Why listen to me about this topic? I grew up at the end of a magical time in the public schools. I attended schools that utilized ability grouping. I know these are talked down about these days, but in my time they were wonderful. Children were allowed to be with other children who had like educational abilities. No child had to sit and be bored while fellow classmates who needed more time to complete their work continued working. Those who needed extra attention and time had it — without being made to feel they were stupid or unusual, because the whole class went at the slower pace.

By the time I hit junior high, honor classes were introduced. We were placed in classes where the requirements were harder. I thrived in such an environment. The classes tended to have the same group of kids, so you were able to develop deeper friendships with kids who did not think you were odd. You were not made fun of if you dug in a little deeper on a special topic. High school found me continuing on the honor classes track.

Fast forward a few years to when I found myself with a child who was learning faster than I could keep up. In the early ’80s, there was very little support. There was certainly no internet to look up ideas. If you spoke with other moms, you were looked upon as if you were bragging. I found a few odd books at the library. When my daughter hit 4th grade, I found myself talking to teachers who only wanted her to sit with her head on the desk when she was finished with her work. She went from attending G/T classes once a week and being allowed to do special projects…to no support or extra help. Within six weeks I was desperate. A friend suggested I homeschool. That begun my journey of more than 20 years.

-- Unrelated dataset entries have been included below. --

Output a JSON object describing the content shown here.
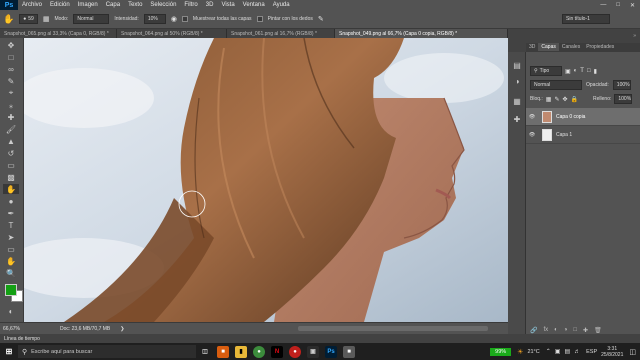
{
  "app": {
    "logo": "Ps"
  },
  "menu": [
    "Archivo",
    "Edición",
    "Imagen",
    "Capa",
    "Texto",
    "Selección",
    "Filtro",
    "3D",
    "Vista",
    "Ventana",
    "Ayuda"
  ],
  "options": {
    "brush_size": "59",
    "mode_label": "Modo:",
    "mode_value": "Normal",
    "intensity_label": "Intensidad:",
    "intensity_value": "10%",
    "sample_all_label": "Muestrear todas las capas",
    "finger_paint_label": "Pintar con los dedos",
    "workspace": "Sin título-1"
  },
  "tabs": [
    "Snapshot_065.png al 33,3% (Capa 0, RGB/8) *",
    "Snapshot_064.png al 50% (RGB/8) *",
    "Snapshot_061.png al 16,7% (RGB/8) *",
    "Snapshot_049.png al 66,7% (Capa 0 copia, RGB/8) *"
  ],
  "status": {
    "zoom": "66,67%",
    "doc": "Doc: 23,6 MB/70,7 MB"
  },
  "timeline_label": "Línea de tiempo",
  "panel": {
    "tabs": [
      "3D",
      "Capas",
      "Canales",
      "Propiedades"
    ],
    "filter_kind": "Tipo",
    "blend_mode": "Normal",
    "opacity_label": "Opacidad:",
    "opacity_value": "100%",
    "lock_label": "Bloq.:",
    "fill_label": "Relleno:",
    "fill_value": "100%",
    "layers": [
      "Capa 0 copia",
      "Capa 1"
    ]
  },
  "taskbar": {
    "search_placeholder": "Escribe aquí para buscar",
    "battery": "99%",
    "temperature": "21°C",
    "language": "ESP",
    "time": "3:31",
    "date": "25/8/2021"
  },
  "colors": {
    "foreground": "#14a014",
    "background": "#ffffff",
    "accent": "#31a8ff"
  }
}
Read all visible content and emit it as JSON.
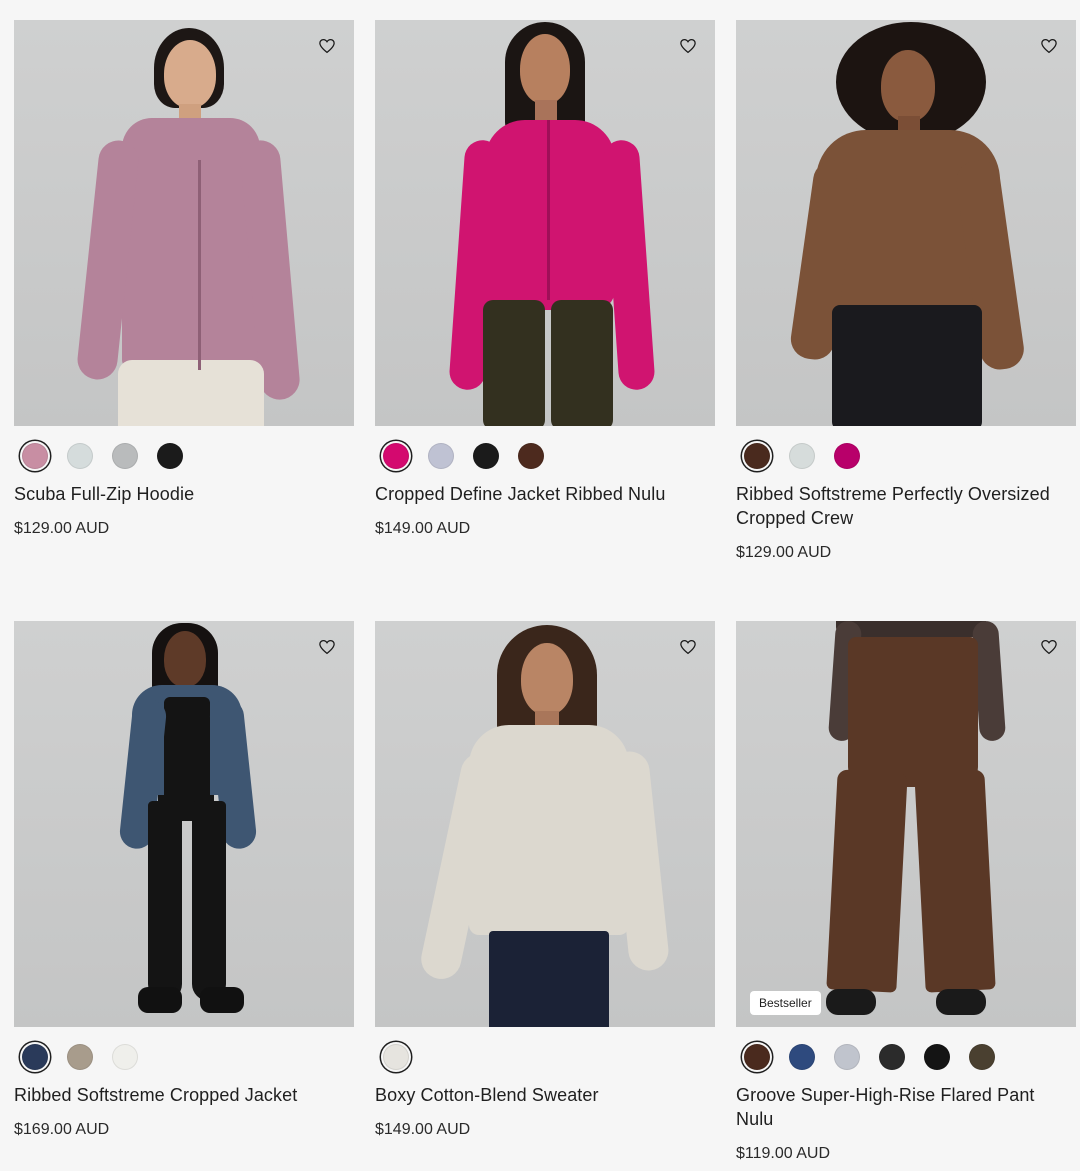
{
  "products": [
    {
      "name": "Scuba Full-Zip Hoodie",
      "price": "$129.00 AUD",
      "swatches": [
        "#c88ea3",
        "#d5dcdc",
        "#b9bbbc",
        "#1b1b1b"
      ],
      "image": {
        "garment": "#b4839a",
        "bottom": "#e6e1d7"
      },
      "badge": ""
    },
    {
      "name": "Cropped Define Jacket Ribbed Nulu",
      "price": "$149.00 AUD",
      "swatches": [
        "#d4096f",
        "#bfc2d3",
        "#1b1b1b",
        "#4d2a1e"
      ],
      "image": {
        "garment": "#d01470",
        "bottom": "#33301f"
      },
      "badge": ""
    },
    {
      "name": "Ribbed Softstreme Perfectly Oversized Cropped Crew",
      "price": "$129.00 AUD",
      "swatches": [
        "#4a2a1e",
        "#d6dcdb",
        "#b8006a"
      ],
      "image": {
        "garment": "#7b5238",
        "bottom": "#1a1a1e"
      },
      "badge": ""
    },
    {
      "name": "Ribbed Softstreme Cropped Jacket",
      "price": "$169.00 AUD",
      "swatches": [
        "#2a3a5a",
        "#a89c8c",
        "#efefeb"
      ],
      "image": {
        "garment": "#3e5672",
        "bottom": "#141414"
      },
      "badge": ""
    },
    {
      "name": "Boxy Cotton-Blend Sweater",
      "price": "$149.00 AUD",
      "swatches": [
        "#e6e4df"
      ],
      "image": {
        "garment": "#dcd8cf",
        "bottom": "#1b2236"
      },
      "badge": ""
    },
    {
      "name": "Groove Super-High-Rise Flared Pant Nulu",
      "price": "$119.00 AUD",
      "swatches": [
        "#4a2a1e",
        "#2e4a7e",
        "#c0c4cd",
        "#2b2b2b",
        "#141414",
        "#4a4030"
      ],
      "image": {
        "garment": "#5a3826",
        "bottom": "#5a3826"
      },
      "badge": "Bestseller"
    }
  ],
  "icons": {
    "favorite": "heart-outline-icon"
  }
}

Many times, G/T kids are expected to “just deal with it” if they finish work early. They are not considered to be special needs children. Their creative thinking and out-of-the-box solutions are often suppressed and criticized. Their tendency to jump from one topic to another will get them punished or disciplined. Some G/T kids are very social and love to talk. Since they finish their work early, they simply do not understand why they can’t visit with their schoolmates in their extra time. This doesn’t work very well in the current school system.

In order to save their “special children,” thousands of parents are now opting to homeschool their G/T child. Today’s gifted child will often have additional challenges that make homeschooling a better option. These children are usually called “twice-exceptional (2e).” These are the ones that might be a bit hyper. They may be very sensitive to stimulation of sound, sight, smell, taste, and touch. They might be the picky eaters because they can only tolerate certain textures in their food. They may be on the autistic spectrum. They may have a different learning style from our left-brain school system. These 2e children learn fast, but they often have other challenges that make simply teaching them in the public school system a disaster.

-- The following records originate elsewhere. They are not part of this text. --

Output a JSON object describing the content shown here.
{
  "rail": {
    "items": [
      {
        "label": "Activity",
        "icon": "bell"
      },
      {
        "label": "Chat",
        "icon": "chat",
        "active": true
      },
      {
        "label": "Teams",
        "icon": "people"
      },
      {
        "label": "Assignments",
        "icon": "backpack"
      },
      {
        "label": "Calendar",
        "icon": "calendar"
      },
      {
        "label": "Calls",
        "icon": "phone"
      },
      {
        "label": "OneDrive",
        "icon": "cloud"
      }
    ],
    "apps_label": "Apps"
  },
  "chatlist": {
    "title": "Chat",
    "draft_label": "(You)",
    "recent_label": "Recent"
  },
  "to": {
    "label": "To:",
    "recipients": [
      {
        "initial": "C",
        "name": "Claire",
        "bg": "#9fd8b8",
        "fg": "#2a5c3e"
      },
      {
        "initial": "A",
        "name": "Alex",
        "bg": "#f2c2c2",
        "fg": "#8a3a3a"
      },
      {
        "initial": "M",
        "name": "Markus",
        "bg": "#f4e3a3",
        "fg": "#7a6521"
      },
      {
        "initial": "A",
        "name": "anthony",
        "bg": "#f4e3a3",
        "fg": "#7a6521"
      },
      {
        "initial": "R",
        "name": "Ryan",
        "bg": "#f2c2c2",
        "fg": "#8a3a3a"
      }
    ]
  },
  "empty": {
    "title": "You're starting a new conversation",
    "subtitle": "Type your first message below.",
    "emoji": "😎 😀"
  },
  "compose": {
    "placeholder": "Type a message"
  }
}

By bringing them home, the parent can create a wholesome learning environment where the child can learn in their special learning style. They can avoid the extra stimulation of other kids, sounds, lights, etc., that may set off melt-downs because the child simply does not understand how to handle the overload on their brains. Homeschooling allows the child to explore topics of interest to a deeper level. G/T kids will often start their own businesses while still working on high school. They also tend to be active in volunteer work in the community as they learn to take an active part in our society.

Homeschooling G/T kids can be a challenge, but also a joy as you observe them learning without all the restrictions of public schools. Those who are 2e end up thriving, because they are not hampered by labels and professionals who tell them what they cannot do. Over the coming months, I will be sharing many ideas on how to help your G/T child become the person God intended them to be.